"Try
harder!" she would growl, half-grinning, half-serious, swishing the knife
closer and closer. "Sit, Snake!" she would cry. Snake sat. "Dance,
Snake!" she would cry. Snake danced. Then she would toss aside the knife,
tackle him and wrestle on the floor until he said uncle, get up, gloat, jump
into her car, crank up the radio, stomp on the wooden block she needed to reach
the gas pedal, and fly. Sixty...seventy...eighty....
That was the
speed at which a cop in Maryland clocked her while she was riding in her
Mustang convertible with the steering wheel between her knees, both her arms
straight up in the air catching the rain, both her eyes lost on the rainbow
above. The cop pulled her over. "Do you know I had the flashers on for five
minutes?" he said.
"No," she
said.
The cop let her
go. The world let her go. Hell, you couldn't even issue a warning for
exuberance like that.
You say you
should have when I was a baby
drowned me in a lake
You've never baked me a cake
Then why do I love you like I do?
This I wondered as I grew
Your the one who bought my first horse
You taught me know to ride and be the best (of course)
And then one day
in 1986, her mother called. A doctor had opened up Judi Krone, taken a look at
the cancer inside her, given her two years to live with treatment, three months
without it. The woman Julie felt so close to that they used to get stomachaches
together. The woman she felt so far from that they could go a year and a half
without talking. The woman who had infected her with that beautiful torture,
the dream.
What could she do
to help her mother through the pain and delirium of chemotherapy and radiation,
through the slow, inevitable death?
Win, said Judi
Krone. Win.
The daughter
stopped needing to win just so she wouldn't hate herself. The daughter started
needing to win to help her mother live. The timing was right. She was 23,
reaching maturity as a rider. The wins started coming steadily, and then, like
firecrackers, four some days, five, even six! "Call my mom and tell
her," she would holler to anyone who had access to a telephone between
races on a day like that. The long droughts stopped. She started mailing
videotapes of her victories to her mother, who would pop them into a VCR at a
lodge for cancer victims and grin as all the other patients gathered around
her.
Trainers and
owners started offering Julie Krone so many mounts that she could take her pick
of two or three horses a race. She became the leading winner in 1987 at both
Monmouth and the Meadowlands, repeated at both New Jersey tracks in 1988, then
led in the jockey standings for much of the recent winter meet at Aqueduct
before finishing second. She became the first woman to ride in the Breeders'
Cup (finishing fourth in last year's Classic on Forty Niner), beat Bill
Shoemaker in a match race at Arlington Park (leaned on his horse for an eighth
of a mile, of course), started earning more than half a million dollars a year.

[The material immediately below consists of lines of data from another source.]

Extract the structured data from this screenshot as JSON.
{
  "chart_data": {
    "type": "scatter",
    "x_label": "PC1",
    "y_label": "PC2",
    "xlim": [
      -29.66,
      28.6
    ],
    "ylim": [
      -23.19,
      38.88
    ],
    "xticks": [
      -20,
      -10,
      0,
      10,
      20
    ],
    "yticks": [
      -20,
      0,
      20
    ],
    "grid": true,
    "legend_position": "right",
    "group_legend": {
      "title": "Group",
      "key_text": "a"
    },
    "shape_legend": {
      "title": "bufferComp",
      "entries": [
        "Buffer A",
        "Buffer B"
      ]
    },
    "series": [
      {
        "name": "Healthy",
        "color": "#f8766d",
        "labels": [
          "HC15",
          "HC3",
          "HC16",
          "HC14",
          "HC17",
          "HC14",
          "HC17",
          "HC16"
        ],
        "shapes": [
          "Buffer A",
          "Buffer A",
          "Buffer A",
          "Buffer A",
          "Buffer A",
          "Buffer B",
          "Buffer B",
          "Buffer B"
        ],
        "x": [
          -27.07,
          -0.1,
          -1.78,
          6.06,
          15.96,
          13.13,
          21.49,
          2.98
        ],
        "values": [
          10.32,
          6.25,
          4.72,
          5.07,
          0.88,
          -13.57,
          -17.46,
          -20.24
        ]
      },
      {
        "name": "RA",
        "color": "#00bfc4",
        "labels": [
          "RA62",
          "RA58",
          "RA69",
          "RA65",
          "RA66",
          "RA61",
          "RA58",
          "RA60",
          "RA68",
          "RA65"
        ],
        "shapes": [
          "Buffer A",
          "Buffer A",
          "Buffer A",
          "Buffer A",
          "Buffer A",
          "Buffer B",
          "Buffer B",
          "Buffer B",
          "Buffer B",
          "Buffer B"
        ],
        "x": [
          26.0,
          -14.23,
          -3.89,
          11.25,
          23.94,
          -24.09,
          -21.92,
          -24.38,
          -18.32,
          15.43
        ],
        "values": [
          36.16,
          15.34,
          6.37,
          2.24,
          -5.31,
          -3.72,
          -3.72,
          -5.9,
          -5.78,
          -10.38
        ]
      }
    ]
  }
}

She was invited to appear on Carson and Letterman and even at the White House
right after George Bush's inauguration, and her spunk and her grin made
everyone around her grin, too. She found a boyfriend who didn't make a living
off horses, who would rather talk about Cairo, Nepal and Easter Island than the
Kentucky Derby, the Preakness and the Belmont. She even put on nail polish. And
her mother, a year past the time she was supposed to die, started training
horses again, started feeling good enough to wonder if maybe it wasn't too late
to start running after her own dream, the one about going on tour with an
exquisitely trained stallion, the dream she had never quite chased down.